- Justine Zhang
- Jonathan P. Chang
- Cristian Danescu-Niculescu-Mizil
- Lucas Dixon
- Dario Taraborelli
- Nithum Thain
- Dario Taraborelli
One of the main challenges online social systems face today is the prevalence of toxic behavior, such as harassment and personal attacks. This type of antisocial behavior is especially perplexing and disruptive when it emerges in the context of healthy conversations where, at least in principle, participants share a common goal and set of norms. In this work, we introduce the task of predicting whether a given conversation is on the verge of being derailed by the antisocial actions of one of its participants. As opposed to detecting toxic behavior after the fact, this task aims to enable early, actionable information at a time when the conversation might still be salvaged.

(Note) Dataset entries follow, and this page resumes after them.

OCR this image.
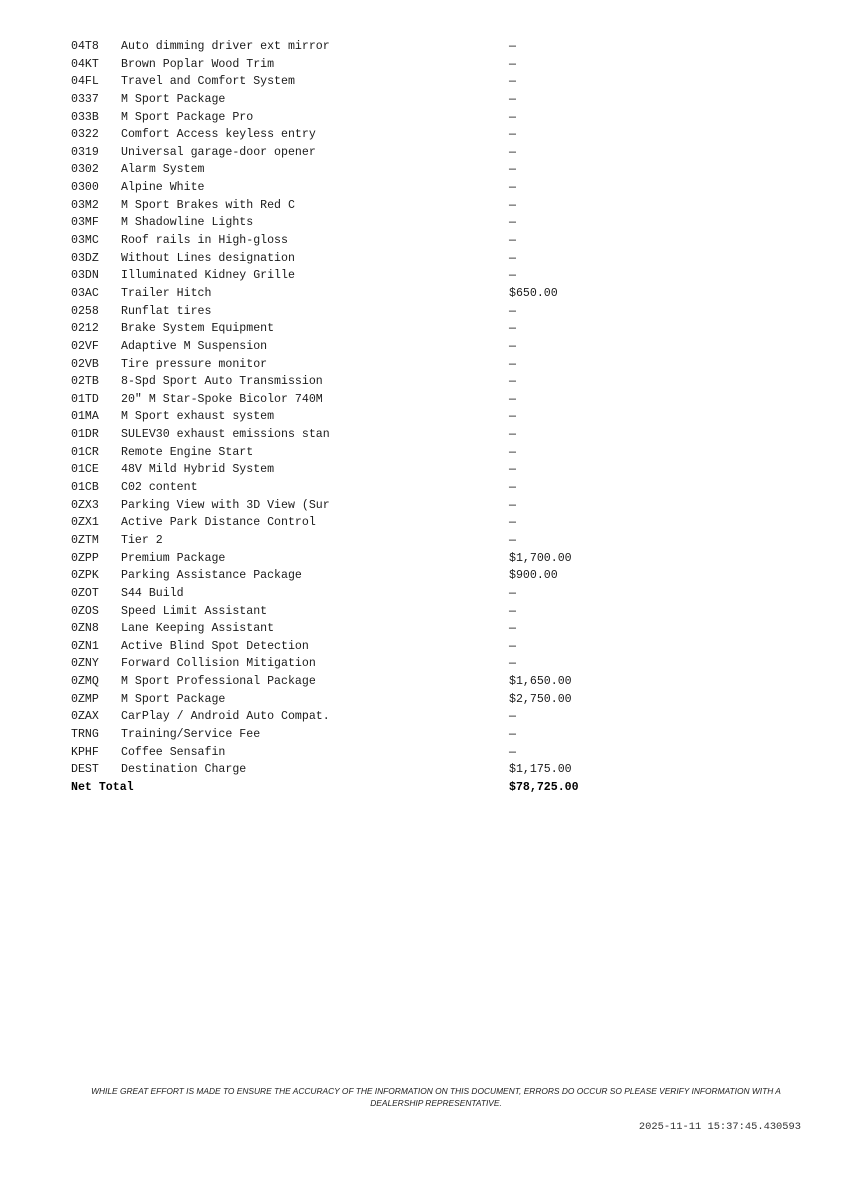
04T8	Auto dimming driver ext mirror	—
04KT	Brown Poplar Wood Trim	—
04FL	Travel and Comfort System	—
0337	M Sport Package	—
033B	M Sport Package Pro	—
0322	Comfort Access keyless entry	—
0319	Universal garage-door opener	—
0302	Alarm System	—
0300	Alpine White	—
03M2	M Sport Brakes with Red C	—
03MF	M Shadowline Lights	—
03MC	Roof rails in High-gloss	—
03DZ	Without Lines designation	—
03DN	Illuminated Kidney Grille	—
03AC	Trailer Hitch	$650.00
0258	Runflat tires	—
0212	Brake System Equipment	—
02VF	Adaptive M Suspension	—
02VB	Tire pressure monitor	—
02TB	8-Spd Sport Auto Transmission	—
01TD	20" M Star-Spoke Bicolor 740M	—
01MA	M Sport exhaust system	—
01DR	SULEV30 exhaust emissions stan	—
01CR	Remote Engine Start	—
01CE	48V Mild Hybrid System	—
01CB	C02 content	—
0ZX3	Parking View with 3D View (Sur	—
0ZX1	Active Park Distance Control	—
0ZTM	Tier 2	—
0ZPP	Premium Package	$1,700.00
0ZPK	Parking Assistance Package	$900.00
0ZOT	S44 Build	—
0ZOS	Speed Limit Assistant	—
0ZN8	Lane Keeping Assistant	—
0ZN1	Active Blind Spot Detection	—
0ZNY	Forward Collision Mitigation	—
0ZMQ	M Sport Professional Package	$1,650.00
0ZMP	M Sport Package	$2,750.00
0ZAX	CarPlay / Android Auto Compat.	—
TRNG	Training/Service Fee	—
KPHF	Coffee Sensafin	—
DEST	Destination Charge	$1,175.00
Net Total	$78,725.00
WHILE GREAT EFFORT IS MADE TO ENSURE THE ACCURACY OF THE INFORMATION ON THIS DOCUMENT, ERRORS DO OCCUR SO PLEASE VERIFY INFORMATION WITH A DEALERSHIP REPRESENTATIVE.
2025-11-11 15:37:45.430593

We focus on two methodological challenges. First, through a combination of machine learning, crowd-sourcing and causal inference techniques applied to a novel dataset of 8 million conversations, we design a controlled setting that allows us to compare healthy conversations that deteriorate with similar conversations that stay on track, while accounting for confounding factors such as topical focus and number of participants. Second, we propose a framework for applying and evaluating linguistic, conversational and social patterns in the task of predicting the future trajectory of a conversation.
Our primary result is that a simple model using conversational and linguistic features can achieve performance close to that of humans in predicting whether a civil conversation will go awry. We also show that the conversational context is more informative in this task than the history and experience of the participants. By demonstrating the feasibility of the prediction task, and by providing a labeled dataset, as well as a human baseline, we lay the ground for further work on methods for detecting early warning signs, and for eventually preventing, antisocial behavior in online discussions.